Journalists were allowed to perform their statutory duties of reporting the event as they unfolded without being brutalized or molested by the agents of government. No single case of journalists’ arrest by the police was reported. None of their equipment was destroyed, confiscated or seized.

The government from the municipal, province and federal did not use force on the protesters; likewise the police were not seen brutalizing the people.

For the Nigerian government represented by the Minister of Information and Culture, Alhaji Lai Mohammed to have likened the EndSARS protests in Nigeria with the Canadian truckers protests, is ridiculous, particularly his characterisation of the action of the Canadian government as double standard.

Was it not when the agents of Nigerian government, the Nigeria Police went after the protesters that the protesters started destroying public properties?

Instead of making a false comparison between the EndSARS protests and the ongoing truckers’ protests in Canada, the government should rather learn from the civil way the Canadian authorities dealt with protesters as demonstrated by the various levels of governments in Canada.

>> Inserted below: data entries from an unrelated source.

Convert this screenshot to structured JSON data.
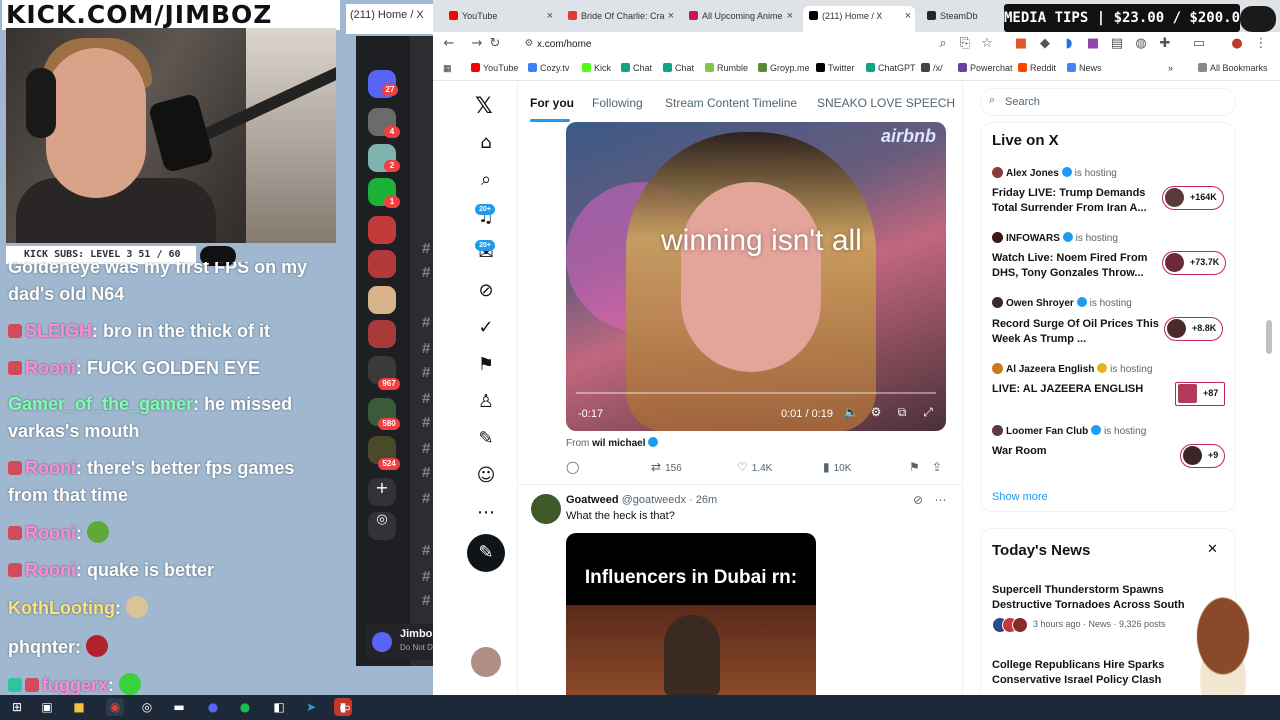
{
  "overlay": {
    "title": "KICK.COM/JIMBOZ",
    "subs_bar": "KICK SUBS: LEVEL 3  51 / 60",
    "chat": [
      {
        "user": "",
        "text": "Goldeneye was my first FPS on my dad's old N64",
        "color": "#ffffff"
      },
      {
        "user": "SLEIGH",
        "text": "bro in the thick of it",
        "color": "#ff8ad8"
      },
      {
        "user": "Rooni",
        "text": "FUCK GOLDEN EYE",
        "color": "#ff8ad8"
      },
      {
        "user": "Gamer_of_the_gamer",
        "text": "he missed varkas's mouth",
        "color": "#7dffb0"
      },
      {
        "user": "Rooni",
        "text": "there's better fps games from that time",
        "color": "#ff8ad8"
      },
      {
        "user": "Rooni",
        "text": "",
        "color": "#ff8ad8"
      },
      {
        "user": "Rooni",
        "text": "quake is better",
        "color": "#ff8ad8"
      },
      {
        "user": "KothLooting",
        "text": "",
        "color": "#ffe27a"
      },
      {
        "user": "phqnter",
        "text": "",
        "color": "#ffffff"
      },
      {
        "user": "fuggerx",
        "text": "",
        "color": "#ff8ad8"
      }
    ]
  },
  "discord": {
    "window_title": "(211) Home / X",
    "user_name": "Jimbo",
    "user_status": "Do Not D",
    "badges": [
      "27",
      "4",
      "2",
      "1",
      "967",
      "580",
      "524"
    ]
  },
  "browser": {
    "tabs": [
      {
        "label": "YouTube",
        "color": "#ff0000",
        "active": false
      },
      {
        "label": "Bride Of Charlie: Cra",
        "color": "#e53935",
        "active": false
      },
      {
        "label": "All Upcoming Anime",
        "color": "#c2185b",
        "active": false
      },
      {
        "label": "(211) Home / X",
        "color": "#000000",
        "active": true
      },
      {
        "label": "SteamDb",
        "color": "#1b2838",
        "active": false
      }
    ],
    "media_tips": "MEDIA TIPS | $23.00 / $200.00",
    "address": "x.com/home",
    "bookmarks": [
      {
        "label": "YouTube",
        "color": "#ff0000"
      },
      {
        "label": "Cozy.tv",
        "color": "#3b82f6"
      },
      {
        "label": "Kick",
        "color": "#53fc18"
      },
      {
        "label": "Chat",
        "color": "#10a37f"
      },
      {
        "label": "Chat",
        "color": "#10a37f"
      },
      {
        "label": "Rumble",
        "color": "#85c742"
      },
      {
        "label": "Groyp.me",
        "color": "#5a8a3a"
      },
      {
        "label": "Twitter",
        "color": "#000000"
      },
      {
        "label": "ChatGPT",
        "color": "#10a37f"
      },
      {
        "label": "/x/",
        "color": "#444444"
      },
      {
        "label": "Powerchat",
        "color": "#6b3fa0"
      },
      {
        "label": "Reddit",
        "color": "#ff4500"
      },
      {
        "label": "News",
        "color": "#4285f4"
      }
    ],
    "all_bookmarks": "All Bookmarks"
  },
  "x": {
    "nav_badges": [
      "20+",
      "20+"
    ],
    "feed_tabs": [
      "For you",
      "Following",
      "Stream Content Timeline",
      "SNEAKO LOVE SPEECH"
    ],
    "video": {
      "caption": "winning  isn't all",
      "sponsor": "airbnb",
      "time_left": "-0:17",
      "time": "0:01 / 0:19"
    },
    "from_prefix": "From",
    "from_user": "wil michael",
    "actions": {
      "retweets": "156",
      "likes": "1.4K",
      "views": "10K"
    },
    "tweet2": {
      "name": "Goatweed",
      "handle": "@goatweedx · 26m",
      "text": "What the heck is that?",
      "image_caption": "Influencers in Dubai rn:"
    },
    "search_placeholder": "Search",
    "live_title": "Live on X",
    "live": [
      {
        "host": "Alex Jones",
        "hosting": "is hosting",
        "title": "Friday LIVE: Trump Demands Total Surrender From Iran A...",
        "count": "+164K",
        "gold": false
      },
      {
        "host": "INFOWARS",
        "hosting": "is hosting",
        "title": "Watch Live: Noem Fired From DHS, Tony Gonzales Throw...",
        "count": "+73.7K",
        "gold": false
      },
      {
        "host": "Owen Shroyer",
        "hosting": "is hosting",
        "title": "Record Surge Of Oil Prices This Week As Trump ...",
        "count": "+8.8K",
        "gold": false
      },
      {
        "host": "Al Jazeera English",
        "hosting": "is hosting",
        "title": "LIVE: AL JAZEERA ENGLISH",
        "count": "+87",
        "gold": true
      },
      {
        "host": "Loomer Fan Club",
        "hosting": "is hosting",
        "title": "War Room",
        "count": "+9",
        "gold": false
      }
    ],
    "show_more": "Show more",
    "news_title": "Today's News",
    "news": [
      {
        "headline": "Supercell Thunderstorm Spawns Destructive Tornadoes Across South",
        "meta": "3 hours ago · News · 9,326 posts"
      },
      {
        "headline": "College Republicans Hire Sparks Conservative Israel Policy Clash",
        "meta": ""
      }
    ]
  }
}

Elected officials in Nigeria should learn from what the mayor (chairman) of City of Ottawa in Canada, Jim Watson did by negotiating with the organizers while asking them to vacate the blockades of the residential areas in Ottawa without any use of force on the protesters.

The Nigeria Police Force should desist from brutalizing, rough-handling and molesting protesters and journalists covering protests in Nigeria. Journalists should be allowed to carry out their duties of reporting protests without any molestation or harassment.

Nigeria Police Force and other security agents should desist from openly carrying guns around during peaceful protests, while more energy should be deployed to combat terrorists, bandits and kidnappers terrorizing Nigerians.

Nigerian citizens cannot sleep with their two eyes closed because of the myriad of crimes. Citizens can’t travel freely from one state to another because of the incessant activities of bandits and kidnapping for ransom on Nigeria roads. Insecurity in Nigeria has now become a cankerworm without cure as a result of the failure of the government to proffer a holistic solution to it.

It is high time information minister, Lai Mohammed, stop trading blames and face the reality on ground and address issues holistically.